Coriat |

But your amusing anecdote (I'm still grinning widely) doesn't really change my point. If a player is being a dick, I can force him to retire his character, or leave my house. If he wants to break my game, I won't stand for it.
But if a player wants to multiclass, they are perfectly within their rights to do so. As GM, I can't disallow it because they haven't provided a story. If they want to multiclass with no story and they're being a dick, that's a different situation.
Could that be what this whole thread is about? It strikes me that perhaps what you're all outraged about is that you can't conceive that someone couldn't give a narrative reason for a multiclass for any other reason than they're being a dick.
I think maybe this lies at the heart of it. Perhaps I am having a really hard time seeing how this thread has gotten so long if there is really nothing at play beyond the bare bones OP topic, because if there isn't then it seems like it just a really, really trivial topic on which to argue vociferously for either side.
Well, nothing at play besides that and the color of the drapes I guess.
For my own part I have played in games where the DM does demand justifications from players a la ciretose, and I have played in games where the DM does not. When I have DMed I fall into the latter camp but it's not like I take a hard line objection to either way of playing: if I played in Ciretose's game I would have no problem giving a brief narration of how I gain abilities when I level up (multiclassing or otherwise) and I hope that if he played in a game of mine he would have no problem with my not requiring such narrations from my own players upon level ups.

John Kretzer |

John Kretzer wrote:Sigh...saw this thread a few days ago. Wanted to reply but got busy. Now I have come back it is all one big love fest.YOU SHUT YOUR CAKE HOLE!
Better?
But...I kinda agree with you more that the otherside. I mean if I have to put up and adapt to the time the accountants take to get their character's math perfect...and the obligatory combat to keep the hack n' slashers happy...could they you know actualy put up a little effort into RPing and immersion?
Thanks for the thought though.

Casual Viking |

It's not wrongbadfun, but it is badwrongfun. wrongbadfun isn't nearly as goodrightposting as badwrongfun. In fact, anyone who writes about wrongbadfun is badwrongposting. wrongbadfun is the One True form of goodrightposting.
That was a very useful and relevant bit of necromancy.

Snowblind |
1 person marked this as a favorite. |

It's not wrongbadfun, but it is badwrongfun. wrongbadfun isn't nearly as goodrightposting as badwrongfun. In fact, anyone who writes about wrongbadfun is badwrongposting. wrongbadfun is the One True form of goodrightposting.
Necroing is badwrongfun.
Seriously though, why the necro?

Sarcasm Dragon |

Necroing is badwrongfun.
Seriously though, why the necro?
Because if I started a new thread, people would complain that it was badwrongposting for not using the search feature and starting a thread on a topic which already had a thread.
Also, Raise Thread is a part of Thread Conjuration, not Thread Necromancy.
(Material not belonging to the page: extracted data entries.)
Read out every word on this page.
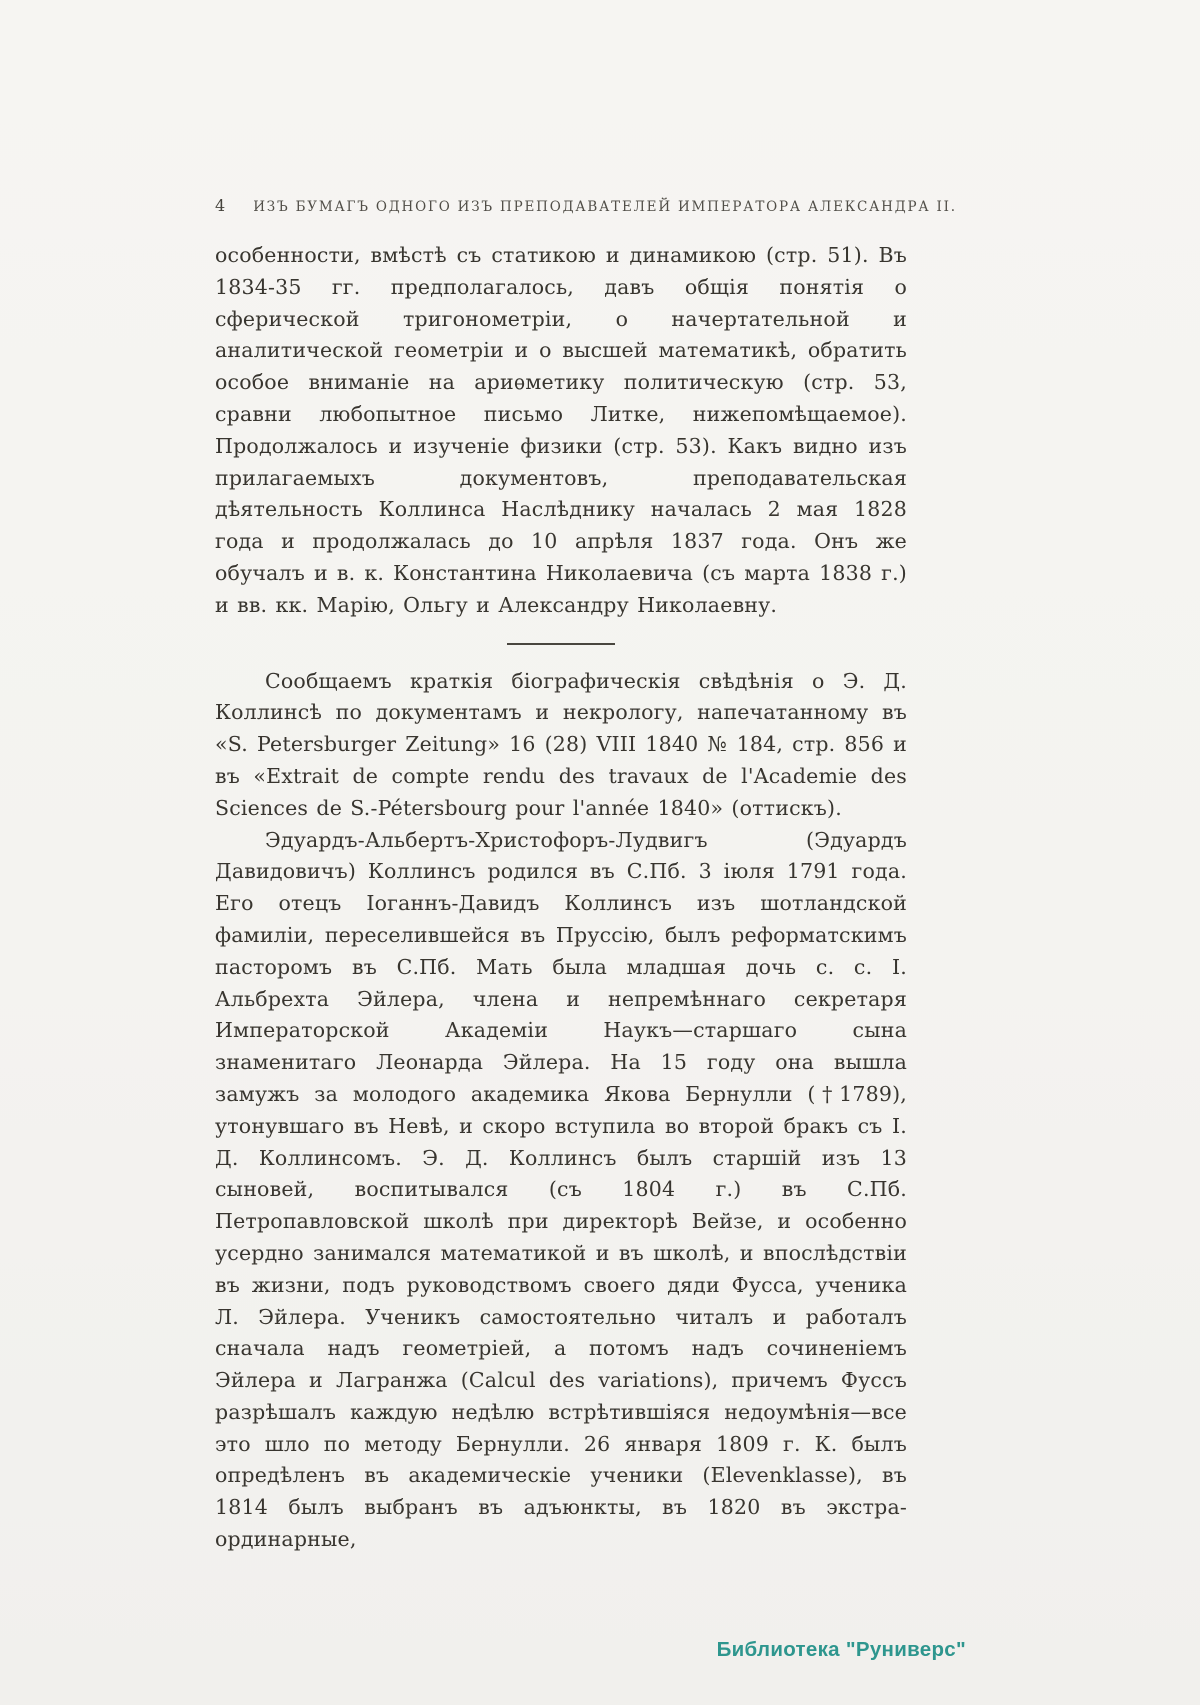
4 ИЗЪ БУМАГЪ ОДНОГО ИЗЪ ПРЕПОДАВАТЕЛЕЙ ИМПЕРАТОРА АЛЕКСАНДРА II.

особенности, вмѣстѣ съ статикою и динамикою (стр. 51). Въ 1834-35 гг. предполагалось, давъ общія понятія о сферической тригонометріи, о начертательной и аналитической геометріи и о высшей математикѣ, обратить особое вниманіе на ариѳметику политическую (стр. 53, сравни любопытное письмо Литке, нижепомѣщаемое). Продолжалось и изученіе физики (стр. 53). Какъ видно изъ прилагаемыхъ документовъ, преподавательская дѣятельность Коллинса Наслѣднику началась 2 мая 1828 года и продолжалась до 10 апрѣля 1837 года. Онъ же обучалъ и в. к. Константина Николаевича (съ марта 1838 г.) и вв. кк. Марію, Ольгу и Александру Николаевну.

Сообщаемъ краткія біографическія свѣдѣнія о Э. Д. Коллинсѣ по документамъ и некрологу, напечатанному въ «S. Petersburger Zeitung» 16 (28) VIII 1840 № 184, стр. 856 и въ «Extrait de compte rendu des travaux de l'Academie des Sciences de S.-Pétersbourg pour l'année 1840» (оттискъ).

Эдуардъ-Альбертъ-Христофоръ-Лудвигъ (Эдуардъ Давидовичъ) Коллинсъ родился въ С.Пб. 3 іюля 1791 года. Его отецъ Іоганнъ-Давидъ Коллинсъ изъ шотландской фамиліи, переселившейся въ Пруссію, былъ реформатскимъ пасторомъ въ С.Пб. Мать была младшая дочь с. с. І. Альбрехта Эйлера, члена и непремѣннаго секретаря Императорской Академіи Наукъ—старшаго сына знаменитаго Леонарда Эйлера. На 15 году она вышла замужъ за молодого академика Якова Бернулли (†1789), утонувшаго въ Невѣ, и скоро вступила во второй бракъ съ І. Д. Коллинсомъ. Э. Д. Коллинсъ былъ старшій изъ 13 сыновей, воспитывался (съ 1804 г.) въ С.Пб. Петропавловской школѣ при директорѣ Вейзе, и особенно усердно занимался математикой и въ школѣ, и впослѣдствіи въ жизни, подъ руководствомъ своего дяди Фусса, ученика Л. Эйлера. Ученикъ самостоятельно читалъ и работалъ сначала надъ геометріей, а потомъ надъ сочиненіемъ Эйлера и Лагранжа (Calcul des variations), причемъ Фуссъ разрѣшалъ каждую недѣлю встрѣтившіяся недоумѣнія—все это шло по методу Бернулли. 26 января 1809 г. К. былъ опредѣленъ въ академическіе ученики (Elevenklasse), въ 1814 былъ выбранъ въ адъюнкты, въ 1820 въ экстра-ординарные,

Библиотека "Руниверс"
This isn't AD&D. AD&D is badwrongfun.
knightnday |

Eh. badwrongfun too often comes across (at least in many of these discussions) more along the lines of "you aren't doing it "Right!" with right meaning "how I would do it" or "how the consensus of people I agree with would do it!"
I don't agree with many posters at times, but they aren't doing it wrong. They are doing it wrong for me. There's a difference there.